Late last month, the Brooklyn-based band Milagres celebrated the release of their second album, Glowing Mouth (Kill Rock Stars), with a Mercury Lounge show. Keyboards and a drum pad lined the front of the stage; on the far sides, the guitarist and bassist juggled axes, tech, and tambos. Singer/guitarist Kyle Wilson plucked his guitar classical-style and probed the higher reaches of his voice, sometimes breaking into a pure falsetto. I reflexively scanned the stage for a sampler, but the sound—at once huge and intimate, gauzy and clear—seemed to be unfolding without the aid of backing tracks.
I first heard Milagres three-and-a-half years ago, at a literary benefit where Rick “Worst Writer of His Generation” Moody nailed Dale “Hatchet Jobs” Peck in the face with a pie. The house band was a demure, flannel-clad five-piece: Milagres (though playing under a different name at the time). I had no idea who they were, but their songs slipped straight into me as if they’d been there, treasured, for years.
I bought Glowing Mouth a few weeks prior to the Mercury show; it’s been competing with St. Vincent’s Strange Mercy, to the exclusion of just about everything else on my iPod, ever since. Milagres still layer verbed-out guitars and rusty keyboards over driving drums (with the new album leaning more toward synths and at least one 808-style beat), but Wilson’s voice has evolved from self-effacing to soaring—without a whiff of melodrama. They’ve figured out the difference between solid, satisfying songs and genuinely moving ones.
Hence this entry into my notebook, a few songs into their set: “Nerdy, earnest, likeable, EPIC.”

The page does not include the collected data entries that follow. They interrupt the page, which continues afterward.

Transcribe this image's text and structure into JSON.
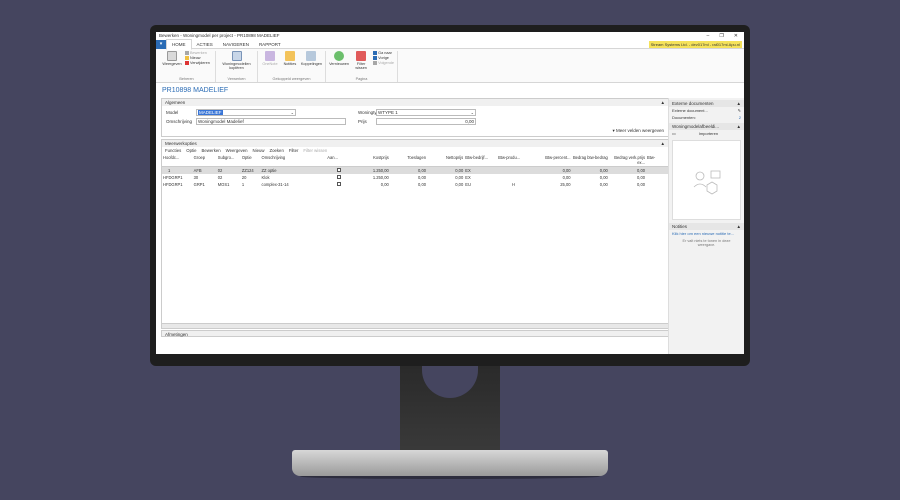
{
  "window": {
    "title": "Bewerken - Woningmodel per project - PR10898 MADELIEF",
    "controls": [
      "–",
      "❐",
      "✕"
    ]
  },
  "ribbon": {
    "file_label": "▾",
    "tabs": [
      "HOME",
      "ACTIES",
      "NAVIGEREN",
      "RAPPORT"
    ],
    "company": "Stream Systems Ltd. - dev017ml - ral017ml.Apu.nl",
    "groups": {
      "beheren": {
        "label": "Beheren",
        "view": "Weergeven",
        "small": [
          "Bewerken",
          "Nieuw",
          "Verwijderen"
        ]
      },
      "verwerken": {
        "label": "Verwerken",
        "copy": "Woningmodellen kopiëren"
      },
      "gekoppeld": {
        "label": "Gekoppeld weergeven",
        "buttons": [
          "OneNote",
          "Notities",
          "Koppelingen"
        ]
      },
      "pagina": {
        "label": "Pagina",
        "refresh": "Vernieuwen",
        "clear_filter": "Filter wissen",
        "small": [
          "Ga naar",
          "Vorige",
          "Volgende"
        ]
      }
    }
  },
  "page_title": "PR10898 MADELIEF",
  "general": {
    "header": "Algemeen",
    "model_label": "Model",
    "model_value": "MADELIEF",
    "woningtype_label": "Woningtype",
    "woningtype_value": "WTYPE 1",
    "omschrijving_label": "Omschrijving",
    "omschrijving_value": "Woningmodel Madelief",
    "prijs_label": "Prijs",
    "prijs_value": "0,00",
    "more_fields": "Meer velden weergeven"
  },
  "meerwerk": {
    "header": "Meerwerkopties",
    "actions": [
      "Functies",
      "Optie",
      "Bewerken",
      "Weergeven",
      "Nieuw",
      "Zoeken",
      "Filter",
      "Filter wissen"
    ],
    "columns": [
      "Hoofdc...",
      "Groep",
      "Subgro...",
      "Optie",
      "Omschrijving",
      "Aan...",
      "Kostprijs",
      "Toeslagen",
      "Nettoprijs",
      "Btw-bedrijf...",
      "Btw-produ...",
      "Btw-percent...",
      "Bedrag btw-bedrag",
      "Bedrag verk.prijs ex...",
      "Btw-"
    ],
    "rows": [
      [
        "1",
        "AFB",
        "02",
        "ZZ124",
        "ZZ optie",
        "",
        "1.250,00",
        "0,00",
        "0,00",
        "EX",
        "",
        "0,00",
        "0,00",
        "0,00",
        ""
      ],
      [
        "HFDGRP1",
        "30",
        "02",
        "20",
        "Klok",
        "",
        "1.250,00",
        "0,00",
        "0,00",
        "EX",
        "",
        "0,00",
        "0,00",
        "0,00",
        ""
      ],
      [
        "HFDGRP1",
        "GRP1",
        "MOS1",
        "1",
        "complex-31-14",
        "",
        "0,00",
        "0,00",
        "0,00",
        "EU",
        "H",
        "25,00",
        "0,00",
        "0,00",
        ""
      ]
    ]
  },
  "factbox": {
    "ext_docs_header": "Externe documenten",
    "ext_doc_label": "Externe document...",
    "documents_label": "Documenten:",
    "documents_value": "2",
    "picture_header": "Woningmodelafbeeldi...",
    "import_label": "Importeren",
    "notes_header": "Notities",
    "notes_link": "Klik hier om een nieuwe notitie te...",
    "notes_empty": "Er valt niets te tonen in deze weergave.",
    "collapse_icon": "▲"
  },
  "bottom_tab": "Afmetingen",
  "colors": {
    "accent": "#2b6cb5",
    "selection": "#3875d7",
    "badge": "#f5e25a",
    "background": "#45455f"
  }
}
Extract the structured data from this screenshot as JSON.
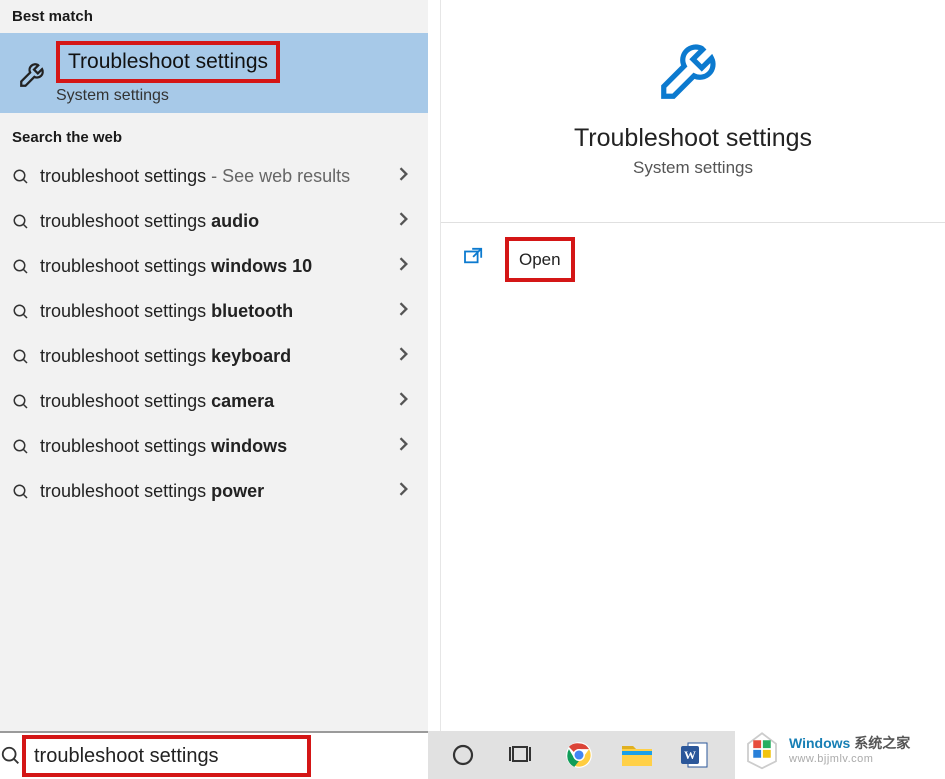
{
  "left": {
    "best_match_header": "Best match",
    "best_match": {
      "title": "Troubleshoot settings",
      "subtitle": "System settings"
    },
    "web_header": "Search the web",
    "web_plain": "troubleshoot settings",
    "web_hint": " - See web results",
    "suggestions": [
      {
        "prefix": "troubleshoot settings ",
        "bold": "audio"
      },
      {
        "prefix": "troubleshoot settings ",
        "bold": "windows 10"
      },
      {
        "prefix": "troubleshoot settings ",
        "bold": "bluetooth"
      },
      {
        "prefix": "troubleshoot settings ",
        "bold": "keyboard"
      },
      {
        "prefix": "troubleshoot settings ",
        "bold": "camera"
      },
      {
        "prefix": "troubleshoot settings ",
        "bold": "windows"
      },
      {
        "prefix": "troubleshoot settings ",
        "bold": "power"
      }
    ]
  },
  "right": {
    "title": "Troubleshoot settings",
    "subtitle": "System settings",
    "open_label": "Open"
  },
  "search": {
    "value": "troubleshoot settings"
  },
  "watermark": {
    "brand": "Windows",
    "brand_cn": " 系统之家",
    "url": "www.bjjmlv.com"
  },
  "colors": {
    "highlight_border": "#d41616",
    "selected_bg": "#a7c9e8",
    "accent_blue": "#0c7acf"
  }
}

Toward the end, a high lead kicked off a song, clearly canned. “Oh no,” I wrote, “phantom uke!” The single use of track seemed unnecessary, especially for a band who had spent the last half-hour working up massive soundscapes without overplaying. Then again, most bands grapple with the track dilemma these days, and few have the spirit or discipline that Milagres do, so I won’t cast the first stone, or pie.
The drummer took out his in-ears, and they closed with “Glowing Mouth,” a tech-heavy slow jam. They’d leaked this song over the summer, and I felt again the quiet surprise I’d felt the first time I heard it—the wonder that something so measured and delicate could cut so deep. By the time it ended, in a mounting roar of guitar, I was taken back to a party many years ago, talking to an old friend, suddenly so struck by her beauty that I felt stoned. There it was again.